The policymakers have used a cautious yet bold strategy to maintain economic growth. The People's Bank of China (PBoC) slashed interest rates earlier this year and pumped in liquidity to stimulate lending and spur business activity.
Targeted fiscal policies have aimed at upgrading infrastructure, high-tech industry, and small- and medium-sized enterprises. China has given emphasis to structural change and specific interventions. "China's economic performance this year is a visible rebound and upturn — owing primarily to more solid macroeconomic policies, pointing to a string of monetary easing measures — and a significant boost in fiscal spending," writes Xi Junyang, Professor at Shanghai University of Finance and Economics.
International economists are of the view that this strategy demonstrates faith in the intrinsic health of the economy and avoids over-expansion of credit. Considering the Chinese economy's stable path, a number of global financial institutions such as Goldman Sachs, Deutsche Bank and Morgan Stanley have now upped their projections for the country's economic growth rate in 2025.

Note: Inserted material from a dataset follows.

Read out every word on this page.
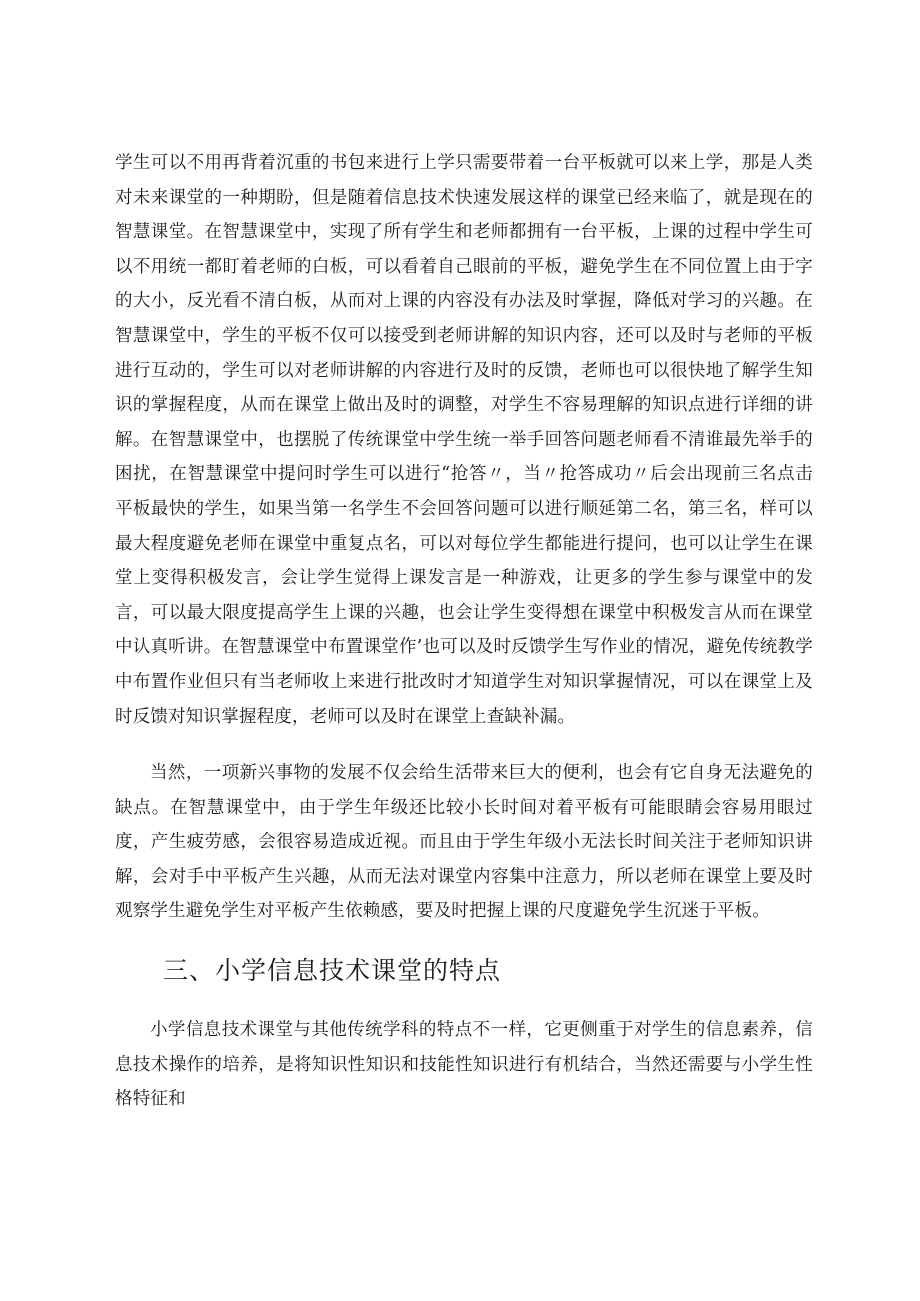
学生可以不用再背着沉重的书包来进行上学只需要带着一台平板就可以来上学，那是人类对未来课堂的一种期盼，但是随着信息技术快速发展这样的课堂已经来临了，就是现在的智慧课堂。在智慧课堂中，实现了所有学生和老师都拥有一台平板，上课的过程中学生可以不用统一都盯着老师的白板，可以看着自己眼前的平板，避免学生在不同位置上由于字的大小，反光看不清白板，从而对上课的内容没有办法及时掌握，降低对学习的兴趣。在智慧课堂中，学生的平板不仅可以接受到老师讲解的知识内容，还可以及时与老师的平板进行互动的，学生可以对老师讲解的内容进行及时的反馈，老师也可以很快地了解学生知识的掌握程度，从而在课堂上做出及时的调整，对学生不容易理解的知识点进行详细的讲解。在智慧课堂中，也摆脱了传统课堂中学生统一举手回答问题老师看不清谁最先举手的困扰，在智慧课堂中提问时学生可以进行“抢答〃，当〃抢答成功〃后会出现前三名点击平板最快的学生，如果当第一名学生不会回答问题可以进行顺延第二名，第三名，样可以最大程度避免老师在课堂中重复点名，可以对每位学生都能进行提问，也可以让学生在课堂上变得积极发言，会让学生觉得上课发言是一种游戏，让更多的学生参与课堂中的发言，可以最大限度提高学生上课的兴趣，也会让学生变得想在课堂中积极发言从而在课堂中认真听讲。在智慧课堂中布置课堂作’也可以及时反馈学生写作业的情况，避免传统教学中布置作业但只有当老师收上来进行批改时才知道学生对知识掌握情况，可以在课堂上及时反馈对知识掌握程度，老师可以及时在课堂上查缺补漏。

当然，一项新兴事物的发展不仅会给生活带来巨大的便利，也会有它自身无法避免的缺点。在智慧课堂中，由于学生年级还比较小长时间对着平板有可能眼睛会容易用眼过度，产生疲劳感，会很容易造成近视。而且由于学生年级小无法长时间关注于老师知识讲解，会对手中平板产生兴趣，从而无法对课堂内容集中注意力，所以老师在课堂上要及时观察学生避免学生对平板产生依赖感，要及时把握上课的尺度避免学生沉迷于平板。

三、小学信息技术课堂的特点

小学信息技术课堂与其他传统学科的特点不一样，它更侧重于对学生的信息素养，信息技术操作的培养，是将知识性知识和技能性知识进行有机结合，当然还需要与小学生性格特征和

Local authorities have been given the ability to speed up infrastructure expenditure and bring forward strategic projects, such as digital economy centres and renewable energy facilities, further supporting growth. The provisional trade truce with the US, reached in May 2025, has brought welcome relief for Chinese exporters.
Analysts foresee a YoY growth in the 5-5.2% range, slightly higher than the government's official target. They believe China's push for high-quality, innovation-based growth is setting the foundation for long-term development. The government's measures to spur domestic demand, promote green technologies, and stabilise property markets are seen supporting the economic momentum.